Les gouvernements démocratiques, tout comme les millions de manifestants "contre la guerre" qui descendent dans la rue contre Bush, jamais contre Poutine, sont coupables de non-assistance à population en voie d'extermination. Indifférents, mais pas ignorants, car ils savent. Des téméraires et des courageuses risquent leur peau pour les informer : notamment la russe Anna Politkovskaia qui, 55 fois, fit le voyage interdit de Grozny. D'autres encore, photographes, reporters, cinéastes, ont brisé le black-out. Nous connaissons les bourreaux, nous contemplons les victimes : quatre années de massacres, de sauvagerie, de terreur et d'horreur ne passent pas inaperçues. Au bout du compte et des décomptes, nous nous en foutons.
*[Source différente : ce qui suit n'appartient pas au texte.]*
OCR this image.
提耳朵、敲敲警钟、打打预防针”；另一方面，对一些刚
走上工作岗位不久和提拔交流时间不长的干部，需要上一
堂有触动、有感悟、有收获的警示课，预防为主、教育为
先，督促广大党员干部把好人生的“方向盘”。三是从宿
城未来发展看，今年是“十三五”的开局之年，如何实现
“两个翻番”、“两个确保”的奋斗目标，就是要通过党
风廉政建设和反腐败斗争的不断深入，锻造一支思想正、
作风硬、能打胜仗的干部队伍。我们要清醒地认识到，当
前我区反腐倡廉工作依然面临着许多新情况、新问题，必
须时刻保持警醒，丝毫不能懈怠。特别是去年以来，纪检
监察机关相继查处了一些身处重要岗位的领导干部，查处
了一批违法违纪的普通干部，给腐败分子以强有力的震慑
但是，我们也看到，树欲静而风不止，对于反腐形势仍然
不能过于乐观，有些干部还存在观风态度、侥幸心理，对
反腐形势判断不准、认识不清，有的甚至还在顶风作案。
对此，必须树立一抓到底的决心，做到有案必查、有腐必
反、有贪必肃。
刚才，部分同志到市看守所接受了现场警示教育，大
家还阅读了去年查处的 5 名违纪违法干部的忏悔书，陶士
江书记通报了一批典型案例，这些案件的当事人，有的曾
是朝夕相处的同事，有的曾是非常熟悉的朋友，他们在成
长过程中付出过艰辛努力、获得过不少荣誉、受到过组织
La démission planétaire devant les boucheries caucasiennes, pire qu'un crime, est une faute. Le scénario afghan nous pend au nez. Souvenez-vous : pendant dix ans, l'armée russe - rouge - a cassé l'Afghanistan ; dans les ruines s'installèrent les gangsters, puis les talibans, et Ben Laden vint. Conclusion de l'engrenage : la chute des Twin Towers.
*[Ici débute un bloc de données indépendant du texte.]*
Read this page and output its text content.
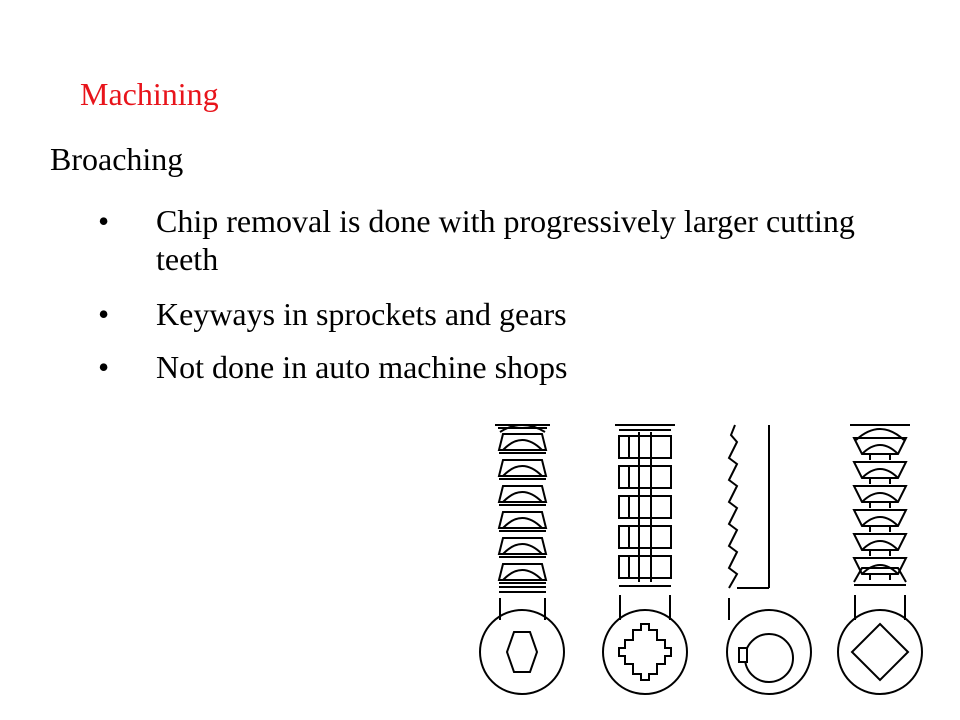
Machining
Broaching
• Chip removal is done with progressively larger cutting teeth
• Keyways in sprockets and gears
• Not done in auto machine shops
De Massoud assassiné à Maskhadov abandonné, la tragédie se répète : les rescapés du "nettoyage" russe vont-ils longtemps encore se retenir sur la pente d'un terrorisme suicidaire ? Pour quand un engin fou sur une centrale nucléaire ? Poutine est un pompier pyromane, son acharnement nous installe tous, Russes et Européens, au bord de l'abîme.
Pressentant la menace suprême - aucune installation russe n'est davantage que Manhatan immunisée contre une attaque suicide -, chacun opterait-il pour la "solution" poutinienne ? Le silence des pacifistes et des chancelleries vaut blanc-seing. Nous justifions par avance une si pesante complicité. On nous a claironné, cinq mois durant, que Ben Laden était protégé par une garde de fer composée de "Pakistanais, d'Arabes et de... Tchétchènes". La rumeur, venue de Moscou, fut prise pour argent comptant. Après la défaite des talibans, pas un Tchétchène en Afghanistan, ni mort, ni vif, ni dans les prisons, ni à Guantanamo ! J'attends toujours le démenti des médias mondiaux, si péremptoires dans leurs accusations ! Les fausses nouvelles endorment. Un assassinat moral en mondiovision précède et prépare l'élimination physique.
Ni sous-informée ni inconsciente des risques, l'opinion planétaire épouse tacitement les pulsions génocidaires qui parcourent la soldatesque russe. La téléconscience mondiale lève et lave nos dernières réticences : puisque chaque Tchétchène est un Ben Laden en herbe, un bon Tchétchène est un Tchétchène mort. Nous vivons une grande première au Caucase, l'instauration du meurtre avec universelle préméditation.